I have been recently studing Fourier transform and there is a proposition that says: If $\lim \limits_{x \to\infty}xf(x)=\lim\limits_{{x}\to -\infty}xf(x)=0$ then $$\hat{f'}(z)=-iz\hat{f}(z)$$
and this is proven like this:
$(f(x)e^{izx})'=f'(x)e^{izx}+izf(x)e^{izx}$
and intergrating by parts we have
$\displaystyle\int_{-\infty}^{\infty}(f(x)e^{izx})'dx=\int_{-\infty}^{\infty}f'(x)e^{izx}dx+\int_{-\infty}^{\infty}izf(x)e^{izx}dx$
or
$f(x)e^{izx}\vert_{x=-\infty}^{x=+\infty}=\hat{f'}(z)+iz\hat{f}(z)$
But $f(x)e^{izx}\vert_{x=-\infty}^{x=+\infty}=0$ , so we get the desired equality.

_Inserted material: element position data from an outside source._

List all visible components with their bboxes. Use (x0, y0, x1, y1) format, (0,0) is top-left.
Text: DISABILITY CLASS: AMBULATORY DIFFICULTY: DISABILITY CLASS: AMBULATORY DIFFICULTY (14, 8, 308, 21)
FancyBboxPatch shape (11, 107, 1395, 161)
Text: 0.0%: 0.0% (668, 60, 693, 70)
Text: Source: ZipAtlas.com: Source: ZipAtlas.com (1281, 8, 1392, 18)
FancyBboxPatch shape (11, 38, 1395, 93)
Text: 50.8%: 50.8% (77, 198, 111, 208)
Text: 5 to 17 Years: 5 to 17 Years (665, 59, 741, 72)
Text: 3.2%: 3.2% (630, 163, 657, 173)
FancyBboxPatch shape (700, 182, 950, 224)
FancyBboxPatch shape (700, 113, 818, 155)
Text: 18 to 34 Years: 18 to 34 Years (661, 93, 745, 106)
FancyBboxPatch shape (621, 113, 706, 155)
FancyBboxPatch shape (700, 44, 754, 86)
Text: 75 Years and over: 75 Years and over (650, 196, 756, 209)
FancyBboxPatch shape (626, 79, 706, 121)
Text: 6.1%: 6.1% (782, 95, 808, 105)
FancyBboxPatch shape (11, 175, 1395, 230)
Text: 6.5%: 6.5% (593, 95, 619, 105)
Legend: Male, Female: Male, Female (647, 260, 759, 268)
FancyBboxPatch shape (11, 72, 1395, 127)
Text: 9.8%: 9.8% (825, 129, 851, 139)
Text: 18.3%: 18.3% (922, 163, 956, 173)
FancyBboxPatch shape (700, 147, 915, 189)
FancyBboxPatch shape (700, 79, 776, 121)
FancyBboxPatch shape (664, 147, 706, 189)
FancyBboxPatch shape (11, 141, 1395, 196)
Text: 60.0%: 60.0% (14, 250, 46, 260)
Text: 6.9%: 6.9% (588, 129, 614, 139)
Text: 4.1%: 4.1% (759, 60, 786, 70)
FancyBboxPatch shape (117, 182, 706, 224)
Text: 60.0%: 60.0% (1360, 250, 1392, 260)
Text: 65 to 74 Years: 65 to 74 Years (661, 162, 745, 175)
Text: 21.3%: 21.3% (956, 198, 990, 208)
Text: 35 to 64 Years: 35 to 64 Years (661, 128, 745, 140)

My quetion here is why we should suppose that $\lim\limits_{{x}\to \infty}xf(x)=\lim\limits_{{x}\to -\infty}xf(x)=0$ and not just that $$\lim\limits_{{x}\to \infty}f(x)=\lim\limits_{{x}\to -\infty}f(x)=0$$ ? Because then we would have $f(-\infty)e^{iz(-\infty)}=f(\infty)e^{iz(\infty)}=0$
Thanks in advance for your time and effort.